Io is the most volcanically active object in the solar system with intense eruptions that cover the entire moon in a centimeter of lava every year.
Earth probably went through a similar phase in its youth, back before the planet cooled enough for plate tectonics to start up, according to the study in the journal Nature.
Earth formed from the fusion of many small, rocky "planetesimals" about 4.5 billion years ago. These collisions generated lots of heat, as did the subsequent separation of Earth's metallic core and the decay of radioactive elements.
Consequently, the ancient Earth harboured far more internal heat than it does today - perhaps five to 10 times more.
However, the planet's lithosphere - its rigid outer shell, composed of the crust and upper mantle - was relatively thick and cool in those early days. That shouldn't be the case if plate tectonics were the main means of dissipating interior heat back then, as it is now, researchers said.
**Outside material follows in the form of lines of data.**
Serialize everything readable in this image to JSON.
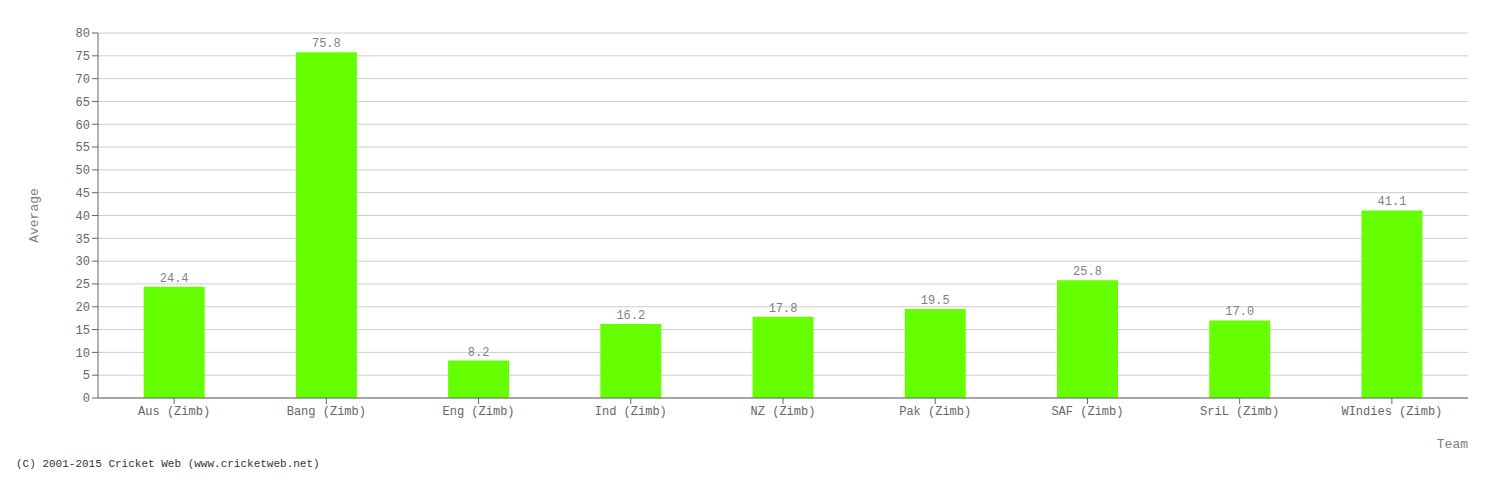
{
  "chart_data": {
    "type": "bar",
    "categories": [
      "Aus (Zimb)",
      "Bang (Zimb)",
      "Eng (Zimb)",
      "Ind (Zimb)",
      "NZ (Zimb)",
      "Pak (Zimb)",
      "SAF (Zimb)",
      "SriL (Zimb)",
      "WIndies (Zimb)"
    ],
    "values": [
      24.4,
      75.8,
      8.2,
      16.2,
      17.8,
      19.5,
      25.8,
      17.0,
      41.1
    ],
    "value_labels": [
      "24.4",
      "75.8",
      "8.2",
      "16.2",
      "17.8",
      "19.5",
      "25.8",
      "17.0",
      "41.1"
    ],
    "data_labels": true,
    "color": "#66ff00",
    "xlabel": "Team",
    "ylabel": "Average",
    "ylim": [
      0,
      80
    ],
    "yticks": [
      0,
      5,
      10,
      15,
      20,
      25,
      30,
      35,
      40,
      45,
      50,
      55,
      60,
      65,
      70,
      75,
      80
    ],
    "grid": true,
    "annotation": "(C) 2001-2015 Cricket Web (www.cricketweb.net)"
  }
}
Instead, the early Earth may have worked more like Io, where heat flows to the surface through volcanic "pipes" in huge quantities.
The moon is tugged so hard by Jupiter's powerful gravity that it currently transports about 40 times more internal heat than Earth does despite being just 30 per cent as wide as our planet.
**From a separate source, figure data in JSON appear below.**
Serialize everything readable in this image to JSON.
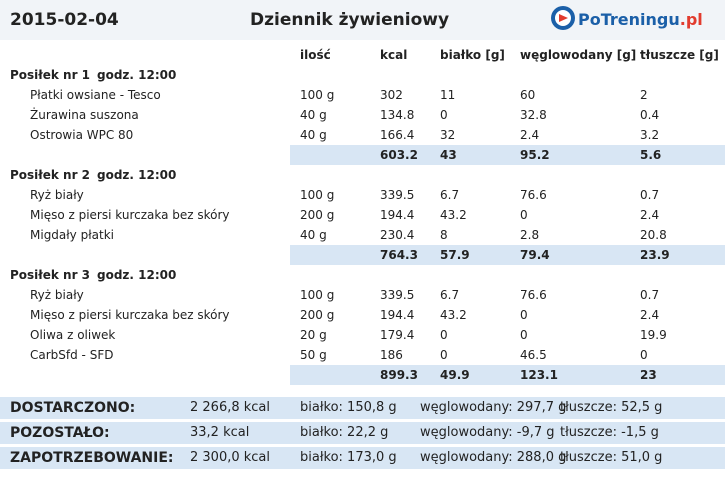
{
  "header": {
    "date": "2015-02-04",
    "title": "Dziennik żywieniowy",
    "logo": {
      "name": "PoTreningu",
      "tld": ".pl"
    }
  },
  "columns": [
    "ilość",
    "kcal",
    "białko [g]",
    "węglowodany [g]",
    "tłuszcze [g]"
  ],
  "meals": [
    {
      "label": "Posiłek nr 1",
      "time": "godz. 12:00",
      "items": [
        [
          "Płatki owsiane - Tesco",
          "100 g",
          "302",
          "11",
          "60",
          "2"
        ],
        [
          "Żurawina suszona",
          "40 g",
          "134.8",
          "0",
          "32.8",
          "0.4"
        ],
        [
          "Ostrowia WPC 80",
          "40 g",
          "166.4",
          "32",
          "2.4",
          "3.2"
        ]
      ],
      "total": [
        "603.2",
        "43",
        "95.2",
        "5.6"
      ]
    },
    {
      "label": "Posiłek nr 2",
      "time": "godz. 12:00",
      "items": [
        [
          "Ryż biały",
          "100 g",
          "339.5",
          "6.7",
          "76.6",
          "0.7"
        ],
        [
          "Mięso z piersi kurczaka bez skóry",
          "200 g",
          "194.4",
          "43.2",
          "0",
          "2.4"
        ],
        [
          "Migdały płatki",
          "40 g",
          "230.4",
          "8",
          "2.8",
          "20.8"
        ]
      ],
      "total": [
        "764.3",
        "57.9",
        "79.4",
        "23.9"
      ]
    },
    {
      "label": "Posiłek nr 3",
      "time": "godz. 12:00",
      "items": [
        [
          "Ryż biały",
          "100 g",
          "339.5",
          "6.7",
          "76.6",
          "0.7"
        ],
        [
          "Mięso z piersi kurczaka bez skóry",
          "200 g",
          "194.4",
          "43.2",
          "0",
          "2.4"
        ],
        [
          "Oliwa z oliwek",
          "20 g",
          "179.4",
          "0",
          "0",
          "19.9"
        ],
        [
          "CarbSfd - SFD",
          "50 g",
          "186",
          "0",
          "46.5",
          "0"
        ]
      ],
      "total": [
        "899.3",
        "49.9",
        "123.1",
        "23"
      ]
    }
  ],
  "summary": [
    [
      "DOSTARCZONO:",
      "2 266,8 kcal",
      "białko: 150,8 g",
      "węglowodany: 297,7 g",
      "tłuszcze: 52,5 g"
    ],
    [
      "POZOSTAŁO:",
      "33,2 kcal",
      "białko: 22,2 g",
      "węglowodany: -9,7 g",
      "tłuszcze: -1,5 g"
    ],
    [
      "ZAPOTRZEBOWANIE:",
      "2 300,0 kcal",
      "białko: 173,0 g",
      "węglowodany: 288,0 g",
      "tłuszcze: 51,0 g"
    ]
  ]
}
"The heat pipe [idea] explains that, by allowing heat through the lithosphere in particular places, the pipes, which allows the rest of the lithosphere to be thick and cold and strong," said study lead author William Moore, of Hampton University in Virginia.
The chief alternative to the heat-pipe model developed by Moore and study co-author Alexander Webb of Lousiana State University is a version of plate tectonics, in which Earth's enormous lithospheric plates simply moved faster and transported more heat long ago.
But a hotter interior would likely have generated more molten rock, producing thicker, more buoyant plates that would have taken longer to cool down enough to dive back into Earth's mantle, Moore said.
Also, rocks that formed about 3.5 billion years ago preserve evidence of periods of intense, continuous volcanism on Earth lasting several hundred million years. That's another knock against the ancient tectonics argument, Moore added.